Foreign Policy Magazine published its third annual Terrorism Index to much interest by the New York and Washington intelligentsia because it reveals that we are losing the War on Terror (here, and here):
According to the magazine, the survey's respondents are "the very people who have run the United States’ national security apparatus during the past half century" such as "people who have served as secretary of state, national security advisor, senior White House aides, top commanders in the U.S. military, seasoned intelligence professionals, and distinguished academics...[e]ighty percent of the experts have served in the U.S. government—including more than half in the Executive Branch, 32 percent in the military, and 21 percent in the intelligence community."
Like that's a good thing? Weren't these the same people who got us into the 9/11 mess in the first place? Isn't that the verdict of a recently declassified report by the Central Intelligence Agency (as tipped by Publius Pundit):
U.S. spy agencies, which were overseen by Tenet, lacked a comprehensive strategic plan to counter Osama bin Laden prior to 9/11. The inspector general concluded that Tenet "by virtue of his position, bears ultimate responsibility for the fact that no such strategic plan was ever created." The CIA's analysis of al-Qaida before Sept. 2001 was lacking. No comprehensive report focusing on bin Laden was written after 1993, and no comprehensive report laying out the threats of 2001 was assembled. "A number of important issues were covered insufficiently or not at all," the report found.

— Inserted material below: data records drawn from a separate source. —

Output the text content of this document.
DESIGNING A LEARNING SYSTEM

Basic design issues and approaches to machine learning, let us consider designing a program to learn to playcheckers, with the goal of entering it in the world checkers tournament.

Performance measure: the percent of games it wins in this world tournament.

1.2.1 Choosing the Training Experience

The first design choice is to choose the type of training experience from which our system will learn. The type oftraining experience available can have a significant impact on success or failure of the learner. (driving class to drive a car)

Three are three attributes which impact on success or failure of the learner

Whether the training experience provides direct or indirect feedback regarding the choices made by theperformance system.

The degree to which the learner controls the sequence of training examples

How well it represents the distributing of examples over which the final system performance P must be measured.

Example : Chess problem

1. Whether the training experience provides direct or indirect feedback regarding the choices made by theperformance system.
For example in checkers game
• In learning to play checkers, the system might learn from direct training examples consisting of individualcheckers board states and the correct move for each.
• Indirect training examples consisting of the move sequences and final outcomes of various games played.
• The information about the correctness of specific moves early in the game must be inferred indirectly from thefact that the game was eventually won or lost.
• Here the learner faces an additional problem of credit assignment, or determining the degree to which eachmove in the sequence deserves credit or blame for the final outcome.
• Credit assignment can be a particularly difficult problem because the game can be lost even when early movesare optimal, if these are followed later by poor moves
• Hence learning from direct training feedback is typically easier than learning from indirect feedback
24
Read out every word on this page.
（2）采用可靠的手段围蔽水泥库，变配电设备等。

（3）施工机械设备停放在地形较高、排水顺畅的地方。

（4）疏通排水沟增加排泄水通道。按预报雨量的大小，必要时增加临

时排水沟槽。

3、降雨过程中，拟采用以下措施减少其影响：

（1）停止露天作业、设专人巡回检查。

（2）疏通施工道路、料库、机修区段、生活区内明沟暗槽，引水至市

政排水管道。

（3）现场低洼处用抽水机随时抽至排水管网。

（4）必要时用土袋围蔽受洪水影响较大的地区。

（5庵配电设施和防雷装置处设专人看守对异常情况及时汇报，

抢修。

It's truly ironic that Foreign Policy, calls on the people who created the problem to ask if they agree with President Bush's solution. Of course these folks don't agree with President Bush's solution because they are biased against his solution for one reason or another. Many are pacificists that believe any loss in American life is abhorent. Others are power hungry and wish to see nothing more than their party and their friends back in the White House. And many others who took the survey like Jim Woolsey, Dan Pipes, Marc Sageman, and others, views are underrepresented by a confluence of "realists" Republicans and anti-War Democrats who had reached a foregone conclusion that the War on Terror has been lost and the Surge in Iraq isn't working.